Laurie was all the things mentioned in Hangar 5:
generous, modest, heroic, courteous, a gentleman,
funny, occasionally (very) mischievous, a man who grabbed life,
embraced it and lived it to the full. In short all the things
you'd expect from a great aviator.

Just before our return leg to the UK up the west coast of Africa
Laurie sat us down and with that simple, knowing charm
gave us a masterclass in how to fly through the ITCZ where storm
systems collide near the Equator.

"Alain you look knackered. Are you sure about this?" he asked "Nope", 
I replied. "Well you'd better do your homework" he grinned. A man of 
considerable achievements- fighter pilot, 747 skipper, mentor to the 
young- Laurie was never boastful and invariably willing to help 
without ever making you feel less than his equal. Laurie was the real deal.
I remember him most of all for his humanity
and for the sense of respect he conveyed for the world
he inhabited: people, animals, the environment.

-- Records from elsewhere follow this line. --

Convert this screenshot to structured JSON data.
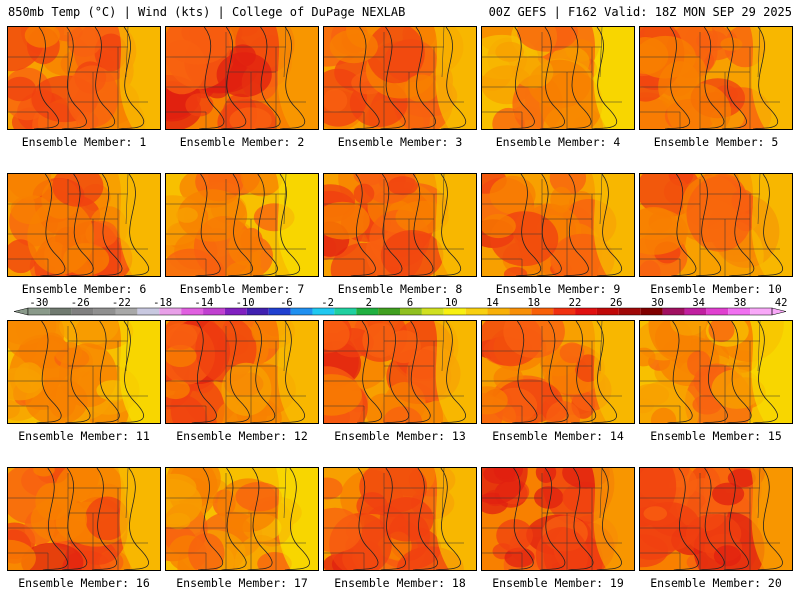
{
  "header": {
    "title_left": "850mb Temp (°C) | Wind (kts) | College of DuPage NEXLAB",
    "title_right": "00Z GEFS | F162 Valid: 18Z MON SEP 29 2025"
  },
  "panels": [
    {
      "label": "Ensemble Member: 1",
      "warm": 0.55
    },
    {
      "label": "Ensemble Member: 2",
      "warm": 0.85
    },
    {
      "label": "Ensemble Member: 3",
      "warm": 0.55
    },
    {
      "label": "Ensemble Member: 4",
      "warm": 0.35
    },
    {
      "label": "Ensemble Member: 5",
      "warm": 0.7
    },
    {
      "label": "Ensemble Member: 6",
      "warm": 0.6
    },
    {
      "label": "Ensemble Member: 7",
      "warm": 0.45
    },
    {
      "label": "Ensemble Member: 8",
      "warm": 0.7
    },
    {
      "label": "Ensemble Member: 9",
      "warm": 0.65
    },
    {
      "label": "Ensemble Member: 10",
      "warm": 0.55
    },
    {
      "label": "Ensemble Member: 11",
      "warm": 0.4
    },
    {
      "label": "Ensemble Member: 12",
      "warm": 0.6
    },
    {
      "label": "Ensemble Member: 13",
      "warm": 0.65
    },
    {
      "label": "Ensemble Member: 14",
      "warm": 0.6
    },
    {
      "label": "Ensemble Member: 15",
      "warm": 0.4
    },
    {
      "label": "Ensemble Member: 16",
      "warm": 0.6
    },
    {
      "label": "Ensemble Member: 17",
      "warm": 0.45
    },
    {
      "label": "Ensemble Member: 18",
      "warm": 0.8
    },
    {
      "label": "Ensemble Member: 19",
      "warm": 0.9
    },
    {
      "label": "Ensemble Member: 20",
      "warm": 0.85
    }
  ],
  "colorbar": {
    "labels": [
      "-30",
      "-26",
      "-22",
      "-18",
      "-14",
      "-10",
      "-6",
      "-2",
      "2",
      "6",
      "10",
      "14",
      "18",
      "22",
      "26",
      "30",
      "34",
      "38",
      "42"
    ],
    "colors": [
      "#8a9a8a",
      "#707a70",
      "#808080",
      "#909090",
      "#a8a8a8",
      "#c8c8e0",
      "#e8a0e8",
      "#e060e0",
      "#c040d0",
      "#8020c0",
      "#4020b0",
      "#2040d0",
      "#2090f0",
      "#20c8f0",
      "#20d0a0",
      "#20b040",
      "#40a020",
      "#90c020",
      "#d0e020",
      "#f8f010",
      "#f8d010",
      "#f8b008",
      "#f89008",
      "#f86008",
      "#f03010",
      "#e01010",
      "#c00808",
      "#a00808",
      "#800000",
      "#a01060",
      "#c020a0",
      "#e040d0",
      "#f070f0",
      "#f8a8f8"
    ]
  }
}
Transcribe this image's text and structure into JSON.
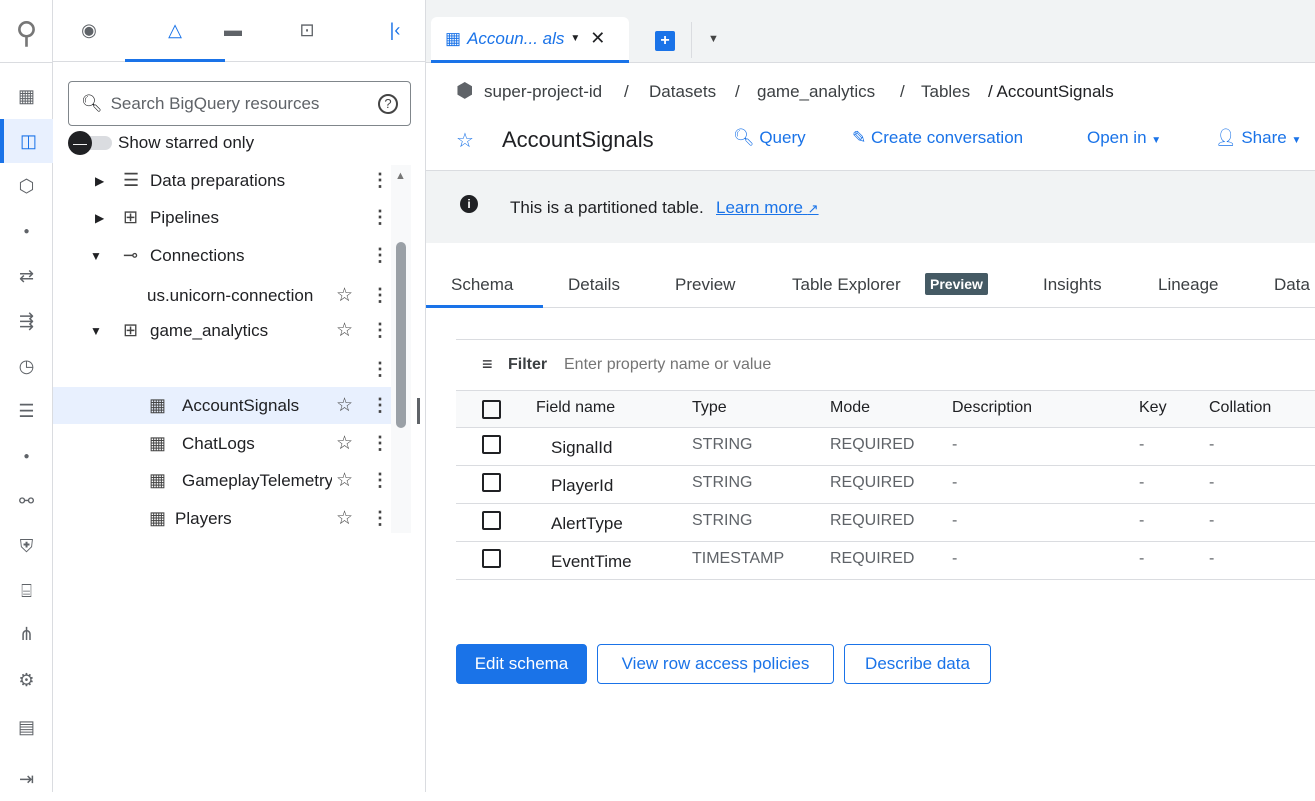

I loved Johnny Woods' Tequila story. Some few years ago
after an aerobatics gig he and a two other pilots
celebrated with a couple of bottles of Tequila.
They all moved on to become SAA captains flying big jets around
the world.Whenever they'd hear each other on the RT up there in 
the jet stream chatting to Air Traffic Control one of them would  
click on the broadcast button and whisper one word:"Tequiilaaah".  
Highly irregular but what fun. When you're flying in a sardine tin at FL80 
over the Congo river estuary, Conrad country, as we were on one 
occasion on the TransAfrica and you hear " Speedbird 57...." 25,000ft 
above you the temptation to ask for the cricket scores is irresistible. 
Laurie, in the few, brief years I knew him taught me to stay loose 
as well as disciplined.

Yesterday's event was a deeply moving tribute, funny, touching:
a Harvard fly-past, music, bagpipes, the Last Post,
the tear-jerking Ave Maria, friends, family, admirers
all under a brilliant cloudless South African sky.

We mourn him and remember him, each in our own way,
and we salute him. Our deepest sympathies to his family.
South Africa has lost a great son and the world
aviation community a distinguished pilot.
He remains an inspiration, the wind under our wings. I miss him.